JBoss Application Server (AS) is a full-featured open source Java application server that includes full support for J2EE-based APIs. JBoss AS runs on numerous operating systems (e.g., Linux, FreeBSD, Mac OS X, and Microsoft Windows), as long as a suitable Java Virtual Machine (JVM) is present.
Java Management Extensions (JMX) is a Java technology that provides tools for managing and monitoring applications, system objects, devices (e.g., printers) and service oriented networks. JMX Console is a JMX-based management console application for JBoss AS that comes bundled with the JBoss AS distribution.
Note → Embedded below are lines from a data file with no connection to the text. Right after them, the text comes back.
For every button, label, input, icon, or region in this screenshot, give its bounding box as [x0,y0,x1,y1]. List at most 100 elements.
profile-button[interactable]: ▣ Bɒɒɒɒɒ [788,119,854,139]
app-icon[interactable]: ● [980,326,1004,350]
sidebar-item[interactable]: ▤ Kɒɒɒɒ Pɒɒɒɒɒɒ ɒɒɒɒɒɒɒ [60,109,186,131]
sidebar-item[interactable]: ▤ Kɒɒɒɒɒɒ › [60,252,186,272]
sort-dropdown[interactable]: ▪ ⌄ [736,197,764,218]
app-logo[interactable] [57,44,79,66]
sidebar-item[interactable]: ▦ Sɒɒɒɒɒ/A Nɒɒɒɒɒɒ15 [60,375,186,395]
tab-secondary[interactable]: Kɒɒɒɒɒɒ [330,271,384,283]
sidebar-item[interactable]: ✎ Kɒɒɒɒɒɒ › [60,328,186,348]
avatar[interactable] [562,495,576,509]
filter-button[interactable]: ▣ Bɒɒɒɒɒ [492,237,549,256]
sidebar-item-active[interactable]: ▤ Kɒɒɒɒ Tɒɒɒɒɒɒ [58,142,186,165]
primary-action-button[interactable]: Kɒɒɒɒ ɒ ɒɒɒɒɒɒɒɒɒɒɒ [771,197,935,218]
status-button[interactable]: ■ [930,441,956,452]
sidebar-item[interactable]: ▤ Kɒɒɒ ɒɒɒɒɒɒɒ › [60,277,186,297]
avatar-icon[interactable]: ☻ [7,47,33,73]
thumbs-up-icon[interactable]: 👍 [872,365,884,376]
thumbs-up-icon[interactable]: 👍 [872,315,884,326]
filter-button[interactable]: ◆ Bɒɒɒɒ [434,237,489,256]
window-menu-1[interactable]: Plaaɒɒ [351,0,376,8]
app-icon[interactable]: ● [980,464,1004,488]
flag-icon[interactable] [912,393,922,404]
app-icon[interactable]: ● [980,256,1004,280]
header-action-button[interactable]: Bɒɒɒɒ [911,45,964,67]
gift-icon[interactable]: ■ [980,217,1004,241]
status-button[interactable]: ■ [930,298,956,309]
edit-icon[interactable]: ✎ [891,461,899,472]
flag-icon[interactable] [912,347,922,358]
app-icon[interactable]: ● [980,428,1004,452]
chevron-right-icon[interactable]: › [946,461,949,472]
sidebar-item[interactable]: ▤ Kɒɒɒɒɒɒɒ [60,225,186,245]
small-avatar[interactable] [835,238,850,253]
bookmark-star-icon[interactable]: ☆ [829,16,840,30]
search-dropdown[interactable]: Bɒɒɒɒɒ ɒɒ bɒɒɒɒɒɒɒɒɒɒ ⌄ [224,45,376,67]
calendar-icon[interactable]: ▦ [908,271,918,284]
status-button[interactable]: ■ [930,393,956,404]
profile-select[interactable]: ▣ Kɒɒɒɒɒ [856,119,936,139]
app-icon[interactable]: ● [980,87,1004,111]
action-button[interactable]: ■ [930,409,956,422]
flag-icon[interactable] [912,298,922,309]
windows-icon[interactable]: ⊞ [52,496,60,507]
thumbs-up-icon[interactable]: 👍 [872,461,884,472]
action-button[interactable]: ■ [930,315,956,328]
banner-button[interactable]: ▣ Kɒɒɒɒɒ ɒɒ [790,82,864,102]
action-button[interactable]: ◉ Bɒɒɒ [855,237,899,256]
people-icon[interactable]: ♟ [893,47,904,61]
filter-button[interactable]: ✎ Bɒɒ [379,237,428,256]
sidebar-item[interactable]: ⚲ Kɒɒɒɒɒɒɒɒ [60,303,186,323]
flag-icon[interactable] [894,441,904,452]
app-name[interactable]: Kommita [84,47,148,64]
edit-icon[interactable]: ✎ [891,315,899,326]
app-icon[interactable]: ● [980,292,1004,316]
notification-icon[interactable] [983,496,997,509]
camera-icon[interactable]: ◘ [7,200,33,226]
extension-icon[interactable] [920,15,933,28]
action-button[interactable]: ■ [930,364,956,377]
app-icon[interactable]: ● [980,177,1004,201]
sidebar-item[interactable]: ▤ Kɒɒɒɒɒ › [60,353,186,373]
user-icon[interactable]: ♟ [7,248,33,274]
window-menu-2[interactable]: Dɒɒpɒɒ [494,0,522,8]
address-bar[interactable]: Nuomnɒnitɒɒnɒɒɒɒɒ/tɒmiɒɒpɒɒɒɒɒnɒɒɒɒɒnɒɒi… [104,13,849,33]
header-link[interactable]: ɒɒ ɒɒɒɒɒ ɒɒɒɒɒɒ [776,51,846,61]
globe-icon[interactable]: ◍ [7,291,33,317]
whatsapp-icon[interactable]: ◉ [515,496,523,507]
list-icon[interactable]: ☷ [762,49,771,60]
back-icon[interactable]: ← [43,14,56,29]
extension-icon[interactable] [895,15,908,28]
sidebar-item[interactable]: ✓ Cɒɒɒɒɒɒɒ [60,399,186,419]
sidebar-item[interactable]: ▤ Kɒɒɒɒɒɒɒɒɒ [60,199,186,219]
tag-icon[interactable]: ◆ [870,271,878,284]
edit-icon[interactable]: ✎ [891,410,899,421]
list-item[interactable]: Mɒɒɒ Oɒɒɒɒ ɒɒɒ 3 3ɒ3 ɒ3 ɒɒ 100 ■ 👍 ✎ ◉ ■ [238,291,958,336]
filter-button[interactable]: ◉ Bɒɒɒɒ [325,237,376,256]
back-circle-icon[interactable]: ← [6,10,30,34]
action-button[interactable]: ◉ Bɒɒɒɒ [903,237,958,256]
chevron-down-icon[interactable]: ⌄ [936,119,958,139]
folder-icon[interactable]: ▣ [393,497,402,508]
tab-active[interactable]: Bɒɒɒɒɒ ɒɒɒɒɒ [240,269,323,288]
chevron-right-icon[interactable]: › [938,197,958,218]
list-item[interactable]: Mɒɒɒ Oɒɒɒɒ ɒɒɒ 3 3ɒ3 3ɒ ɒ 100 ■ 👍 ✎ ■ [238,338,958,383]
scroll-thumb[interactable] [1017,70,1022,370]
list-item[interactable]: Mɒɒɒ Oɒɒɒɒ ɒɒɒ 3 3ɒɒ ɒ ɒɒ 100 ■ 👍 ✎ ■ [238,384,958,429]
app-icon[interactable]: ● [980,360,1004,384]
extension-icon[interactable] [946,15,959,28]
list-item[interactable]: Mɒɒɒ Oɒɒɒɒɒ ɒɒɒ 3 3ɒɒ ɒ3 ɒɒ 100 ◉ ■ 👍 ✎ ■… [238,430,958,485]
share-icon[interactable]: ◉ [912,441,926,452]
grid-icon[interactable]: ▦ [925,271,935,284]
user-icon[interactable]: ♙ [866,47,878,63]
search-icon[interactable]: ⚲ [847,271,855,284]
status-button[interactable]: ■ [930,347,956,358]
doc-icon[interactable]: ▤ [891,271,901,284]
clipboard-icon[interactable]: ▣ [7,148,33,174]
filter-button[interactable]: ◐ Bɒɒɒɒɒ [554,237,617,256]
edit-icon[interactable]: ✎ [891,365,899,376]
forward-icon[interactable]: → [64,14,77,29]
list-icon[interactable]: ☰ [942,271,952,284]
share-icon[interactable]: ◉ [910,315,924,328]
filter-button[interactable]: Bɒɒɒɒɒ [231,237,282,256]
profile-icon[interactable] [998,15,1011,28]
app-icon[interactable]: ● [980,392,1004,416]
JMX Console uses HTTP password authentication to control access to the application. However, JBoss AS allows verb-based authentication and access control (VBAAC), which allows specifying different access controls for different HTTP verbs (e.g., GET, POST, HEAD). The default JBoss AS authentication configuration restricts access to JMX Console via HTTP GET and POST verbs to users in the JBossAdmin role, but there is no restriction placed on access via other HTTP verbs. Since HEAD requests are executed by the GET verb handler, any command embedded in a HTTP HEAD request will be executed the same way as the same command using the GET request, but without requiring authentication and without sending the response body to the requester. By sending a crafted HTTP request with a verb other than GET or POST to the target server, a remote unauthenticated attacker can inject and execute arbitrary unrestricted Java code on the target server, including file access and invocation of command shell, in the context of the JBoss AS process, normally jboss on *NIX systems and SYSTEM on Windows systems.
JBoss Enterprise Application Platform should be upgraded to 4.3 CP08, 4.2 CP09, or higher.
To secure the JMX Console, use the advanced installer options to configure JBoss to only allow authenticated administrative access.
Exploit works on Red Hat JBoss Enterprise Application Platform 4.2.0.CP08.
The JMX Console service must be accessible remotely. By default, it is only accessible locally.